The cocktail is an art form that peaked in the middle of the 20th century and has been in rapid decline since. As a young lad, I was schooled in the fine art of cocktailing by my father and grandfathers, I learned many valuable lessons that I plan to pass on. I also want to resurrect some of the old classics that vastly surpass the sugary & fruity concoctions made today with their simplicity, elegance and bold flavors. Most of the time I will focus on one drink, and to provide, at least in my opinion, the definitive recipe, but hope to expand to other related topics as I see fit. Please mix yourself a cocktail, read, drink, and enjoy!

Monday, February 13, 2012

Gimlet


Like chocolate and peanut butter, this is the joining of two simple ingredients where one plus one equals three.  This is a drink that has kept me in a quandary for a long time over the debate between Rose’s lime juice in its current corn syrup state and products using real sugar and lime juice.  As much as I wanted to find a way to have it all, I have thrown in the towel and accepted Rose’s (that is until I find a way to import the real stuff).

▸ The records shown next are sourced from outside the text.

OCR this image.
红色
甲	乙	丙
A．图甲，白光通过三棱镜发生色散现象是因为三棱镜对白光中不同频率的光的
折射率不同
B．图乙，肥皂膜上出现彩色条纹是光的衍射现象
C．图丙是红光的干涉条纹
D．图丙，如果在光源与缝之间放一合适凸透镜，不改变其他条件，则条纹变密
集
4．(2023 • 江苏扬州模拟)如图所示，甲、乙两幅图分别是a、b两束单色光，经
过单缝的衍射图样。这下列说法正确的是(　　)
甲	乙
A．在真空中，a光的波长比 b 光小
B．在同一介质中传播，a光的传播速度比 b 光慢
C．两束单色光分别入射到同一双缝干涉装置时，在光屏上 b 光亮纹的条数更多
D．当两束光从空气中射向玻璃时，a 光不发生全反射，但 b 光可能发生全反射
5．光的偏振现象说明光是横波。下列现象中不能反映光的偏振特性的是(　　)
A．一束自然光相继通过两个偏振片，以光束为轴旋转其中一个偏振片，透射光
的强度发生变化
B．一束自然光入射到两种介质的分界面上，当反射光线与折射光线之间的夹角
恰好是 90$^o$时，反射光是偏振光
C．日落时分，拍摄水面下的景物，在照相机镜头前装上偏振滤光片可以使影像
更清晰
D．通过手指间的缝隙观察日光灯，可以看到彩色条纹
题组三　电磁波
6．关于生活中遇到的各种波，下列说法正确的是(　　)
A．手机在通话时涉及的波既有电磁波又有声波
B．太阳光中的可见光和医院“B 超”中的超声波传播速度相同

This is another drink with no clear history, the name seems to have been coined in the 1920s after either a tool of the same name or a surgeon who pushed this as a measure of preventing scurvy on ships.  Seeing as how in 1747 it was discovered that lime juice could prevent scurvy and sailors were no doubt mixing lime and gin purely for its medicinal value by the nineteenth century, I am going with the scurvy story.  Either way the cocktail has a long and glamorous history.

In a mixing glass combine three and a half ounces of gin, use Plymouth’s here, and one and a half ounces of Rose’s lime juice, fill with ice and stir.  Pour into a cocktail glass.  This is one I will also build in an ice filled old fashioned glass and serve on the rocks.  As you drink this, think of all the good things the vitamin C is doing for your body!

Gimlet
3 ½ oz gin
1 ½ oz rose’s lime juice
Stir together both ingredients in a mixing glass with ice, pour into a cocktail glass.